Combine sports with community work for the ideal gap year

by Jules on May 14, 2012

Everyone knows there’s nothing like a good kick-about to bring kids and adults together; after all, who can resist getting involved with a friendly game of football, basketball, rugby or cricket? If you’re planning a gap year and have a passion for sports, you can combine your travels with a spot of volunteer work in local communities.

There are lots of options to choose from, whether you want to work with children while you’re overseas or improve your own sporting skills and help out in other ways. Here are just a few suggestions of programmes you can choose:

Sports coaching

Getting involved in sports coaching with kids from local communities is one of the most rewarding gap year travel experiences on offer. Children who have had a difficult life will love the opportunity to let off some steam on the sports field – whether you’re playing football, cricket or volleyball.
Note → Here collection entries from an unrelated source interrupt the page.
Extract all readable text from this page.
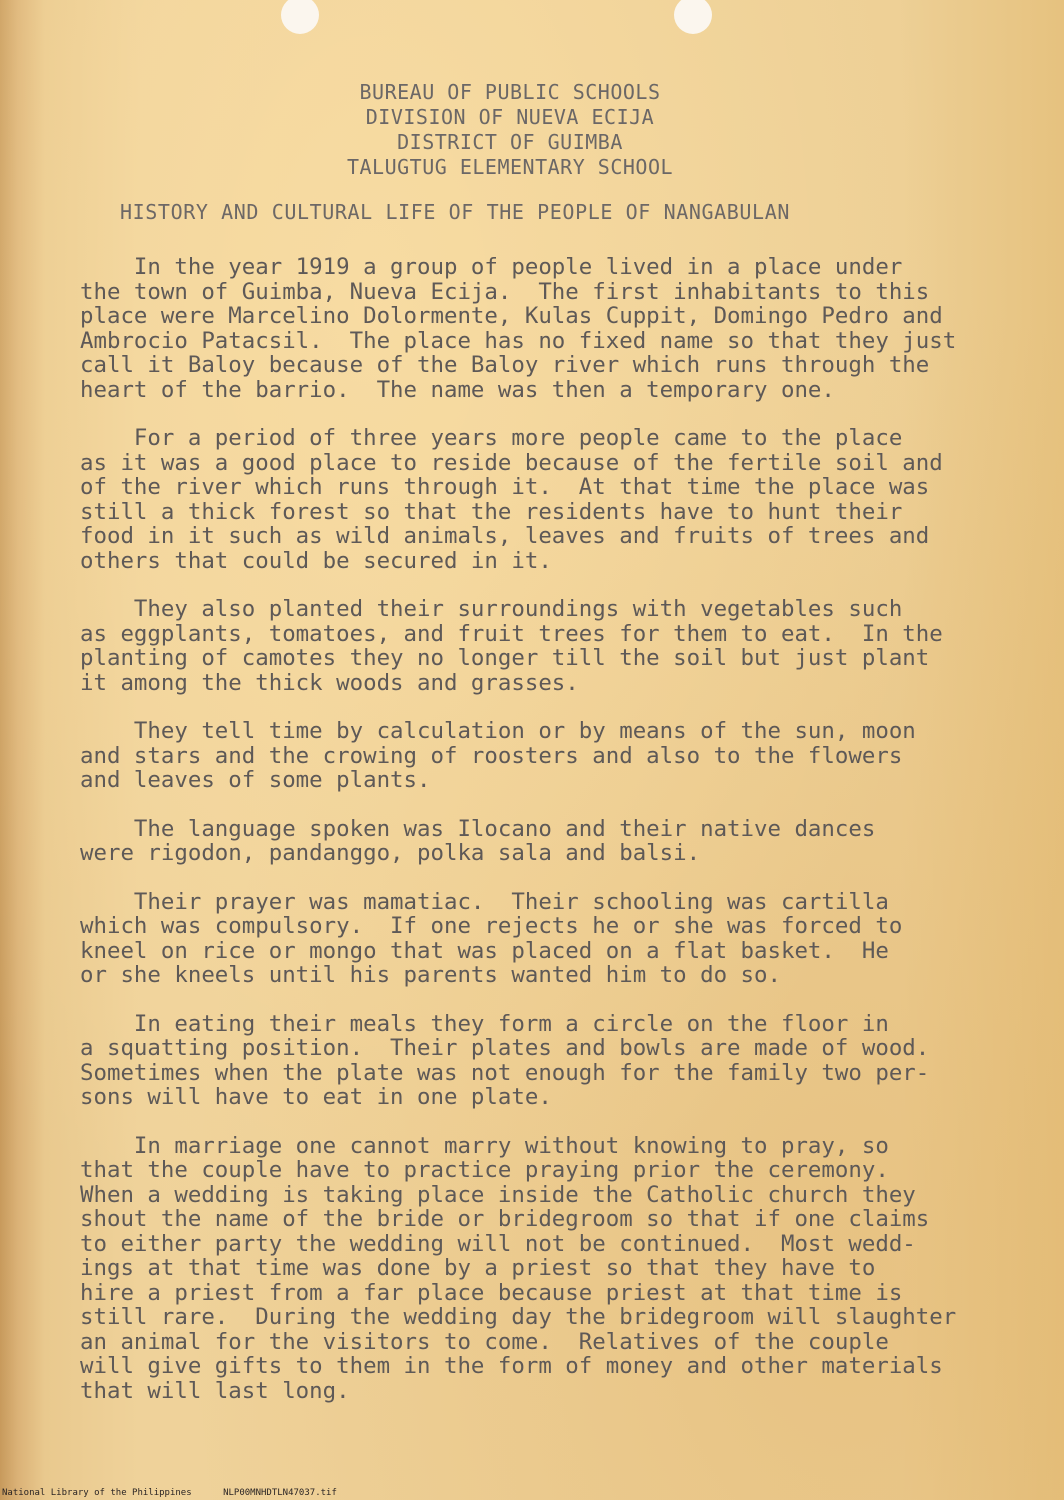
BUREAU OF PUBLIC SCHOOLS
DIVISION OF NUEVA ECIJA
DISTRICT OF GUIMBA
TALUGTUG ELEMENTARY SCHOOL
HISTORY AND CULTURAL LIFE OF THE PEOPLE OF NANGABULAN
In the year 1919 a group of people lived in a place under
the town of Guimba, Nueva Ecija.  The first inhabitants to this
place were Marcelino Dolormente, Kulas Cuppit, Domingo Pedro and
Ambrocio Patacsil.  The place has no fixed name so that they just
call it Baloy because of the Baloy river which runs through the
heart of the barrio.  The name was then a temporary one.
For a period of three years more people came to the place
as it was a good place to reside because of the fertile soil and
of the river which runs through it.  At that time the place was
still a thick forest so that the residents have to hunt their
food in it such as wild animals, leaves and fruits of trees and
others that could be secured in it.
They also planted their surroundings with vegetables such
as eggplants, tomatoes, and fruit trees for them to eat.  In the
planting of camotes they no longer till the soil but just plant
it among the thick woods and grasses.
They tell time by calculation or by means of the sun, moon
and stars and the crowing of roosters and also to the flowers
and leaves of some plants.
The language spoken was Ilocano and their native dances
were rigodon, pandanggo, polka sala and balsi.
Their prayer was mamatiac.  Their schooling was cartilla
which was compulsory.  If one rejects he or she was forced to
kneel on rice or mongo that was placed on a flat basket.  He
or she kneels until his parents wanted him to do so.
In eating their meals they form a circle on the floor in
a squatting position.  Their plates and bowls are made of wood.
Sometimes when the plate was not enough for the family two per-
sons will have to eat in one plate.
In marriage one cannot marry without knowing to pray, so
that the couple have to practice praying prior the ceremony.
When a wedding is taking place inside the Catholic church they
shout the name of the bride or bridegroom so that if one claims
to either party the wedding will not be continued.  Most wedd-
ings at that time was done by a priest so that they have to
hire a priest from a far place because priest at that time is
still rare.  During the wedding day the bridegroom will slaughter
an animal for the visitors to come.  Relatives of the couple
will give gifts to them in the form of money and other materials
that will last long.
National Library of the Philippines	NLP00MNHDTLN47037.tif
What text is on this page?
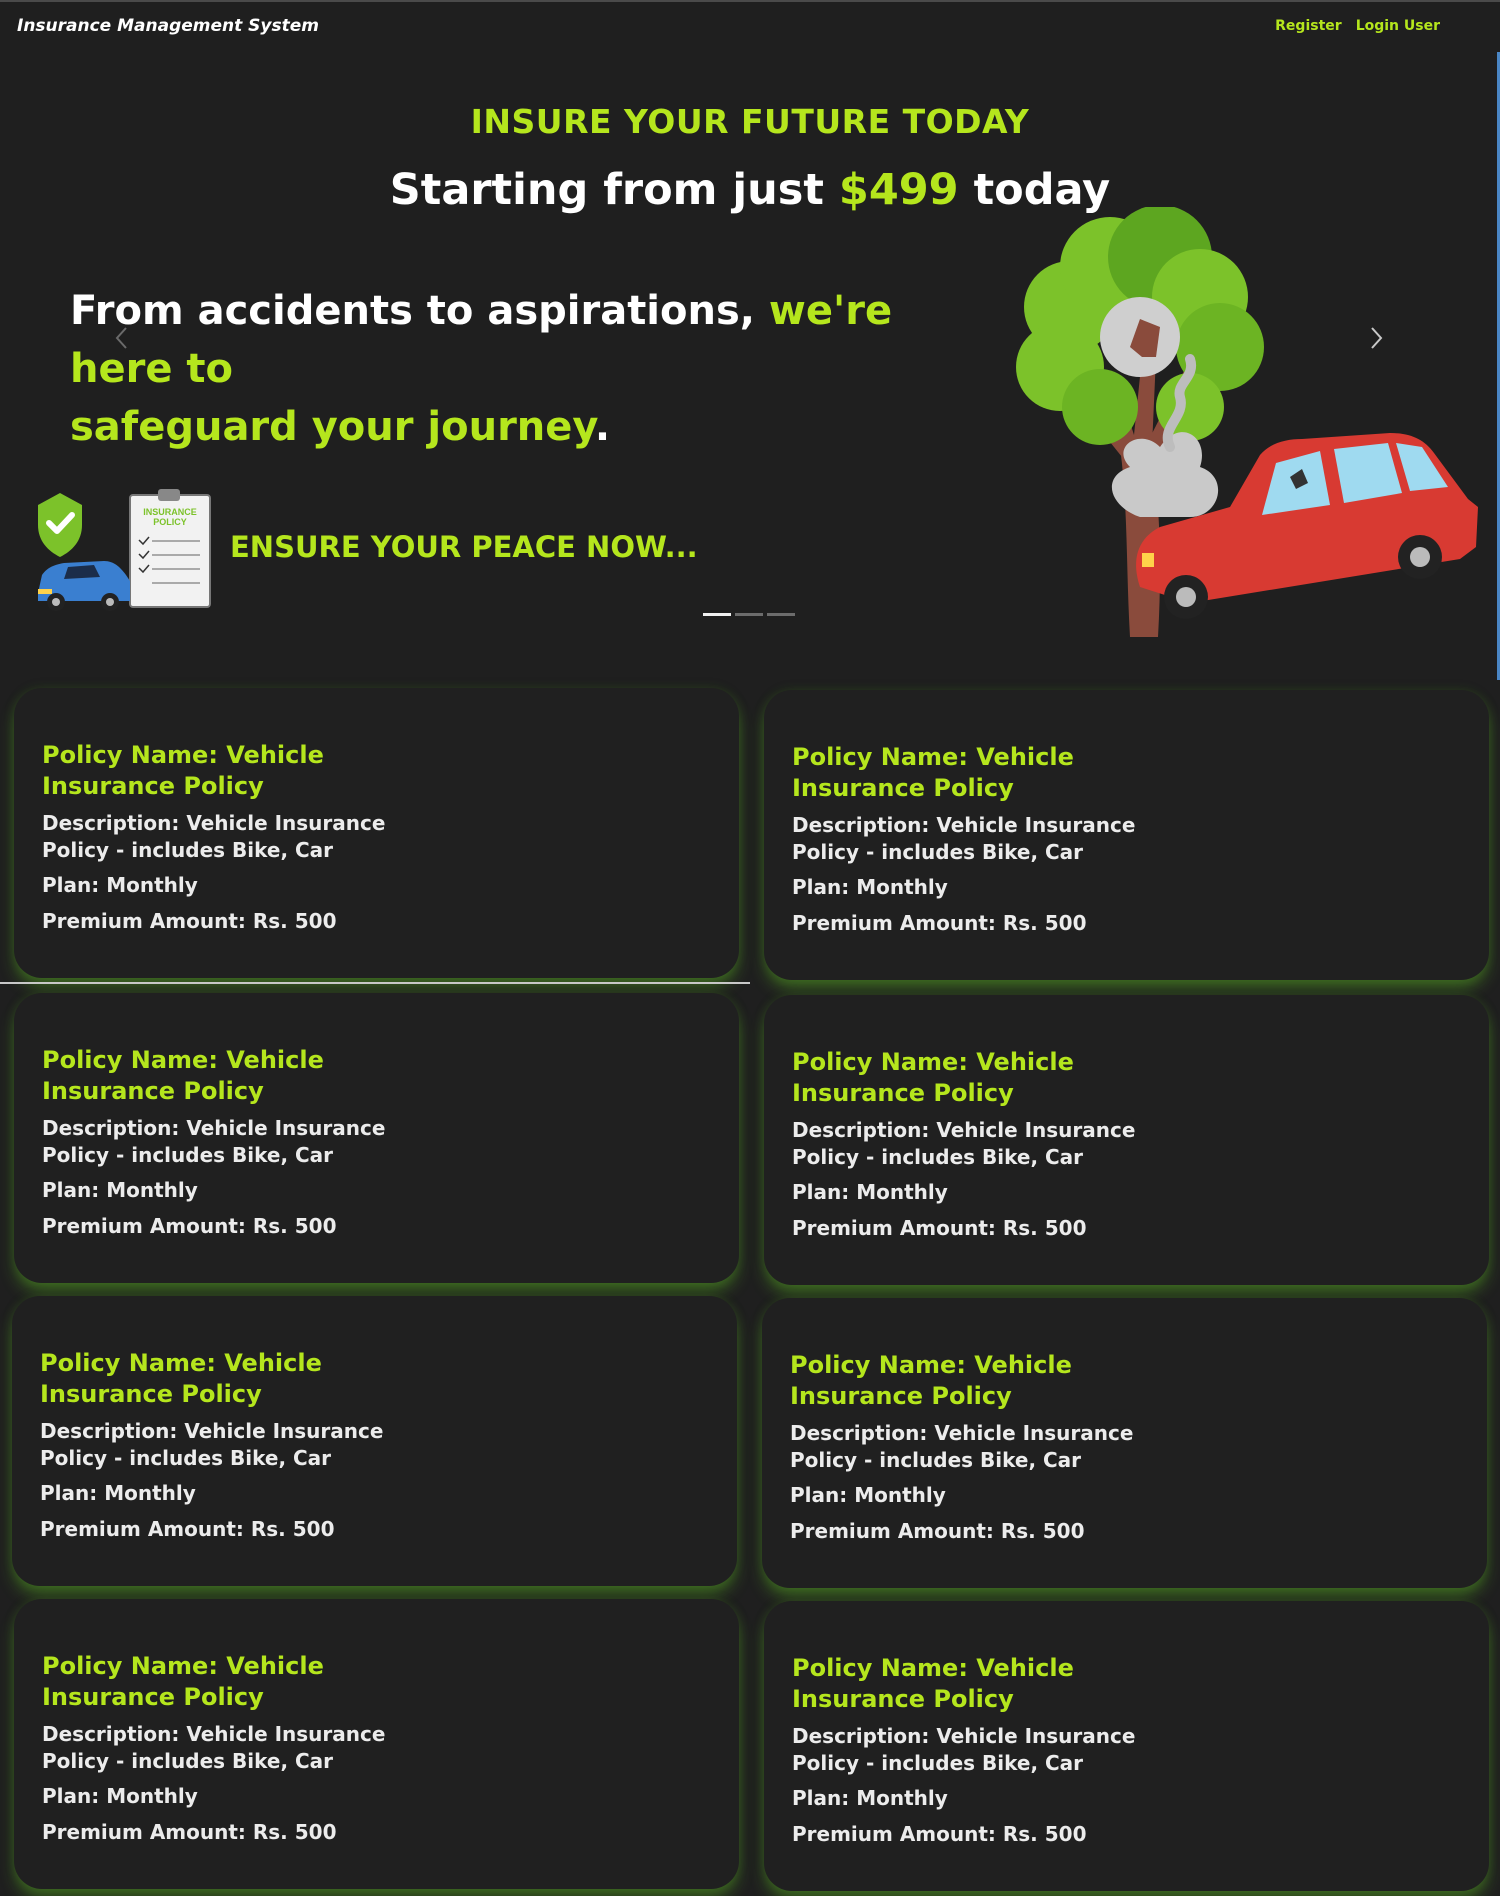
Insurance Management System	Register Login User
INSURE YOUR FUTURE TODAY
Starting from just $499 today
From accidents to aspirations, we're here to
safeguard your journey.
INSURANCE
POLICY
ENSURE YOUR PEACE NOW...
Policy Name: Vehicle Insurance Policy
Description: Vehicle Insurance Policy - includes Bike, Car
Plan: Monthly
Premium Amount: Rs. 500
Policy Name: Vehicle Insurance Policy
Description: Vehicle Insurance Policy - includes Bike, Car
Plan: Monthly
Premium Amount: Rs. 500
Policy Name: Vehicle Insurance Policy
Description: Vehicle Insurance Policy - includes Bike, Car
Plan: Monthly
Premium Amount: Rs. 500
Policy Name: Vehicle Insurance Policy
Description: Vehicle Insurance Policy - includes Bike, Car
Plan: Monthly
Premium Amount: Rs. 500
Policy Name: Vehicle Insurance Policy
Description: Vehicle Insurance Policy - includes Bike, Car
Plan: Monthly
Premium Amount: Rs. 500
Policy Name: Vehicle Insurance Policy
Description: Vehicle Insurance Policy - includes Bike, Car
Plan: Monthly
Premium Amount: Rs. 500
Policy Name: Vehicle Insurance Policy
Description: Vehicle Insurance Policy - includes Bike, Car
Plan: Monthly
Premium Amount: Rs. 500
Policy Name: Vehicle Insurance Policy
Description: Vehicle Insurance Policy - includes Bike, Car
Plan: Monthly
Premium Amount: Rs. 500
You’ll be surprised by how much a quick game of five-a-side can make a difference and you’ll never forget the immense satisfaction you get from seeing the children you’re teaching enjoying themselves out on the pitch. You can even teach them to swim – an incredibly useful skill as well as a fun sport.

In addition to providing them with an enjoyable way to exercise, you can help them practise their English skills, as it’s unlikely you’ll speak their native language! Head to Swaziland in Africa, for instance, and you’ll be working with children from disadvantaged backgrounds, many of whom are from families that have been affected by HIV or AIDs.

They will certainly appreciate the time you devote to them and you can be confident you’re having a positive impact on the lives of these kids.

Community outreach with sports

Another option is to work on a community outreach project that encourages children in big cities – such as Posadas in Argentina – to do something constructive in their free time. In many South American countries, kids get involved in criminal activities at a young age, something you can help to prevent by offering them a host of other activities they can do instead.

Playing soccer in the streets with a bunch of Argentine kids is bound to be great fun – and, given the nation’s footballing prowess, you might find the children can show you a few tricks! The aim is to give them a constructive outlet for their energy, helping to keep them on the right track as they grow up.

As with sports coaching elsewhere, you’ll also be able to help these young people develop their English in a relaxed and informal environment – which may mean they grasp it much better than they do from reading books in the classroom.

Develop your sporting skills

Of course, you may not want to teach sports as part of your gap year, but there are still ways for you to be active on your travels while helping out in other ways. In Costa Rica, for instance, you can get involved in conservation projects that help protect the country’s amazing ecosystems and native creatures.

After a few weeks working in the jungle, you can head to the coast to learn how to surf in some of the best conditions in the world. What better way to reward yourself for a few weeks of hard work than by catching some waves and lounging on the nation’s most stunning beaches?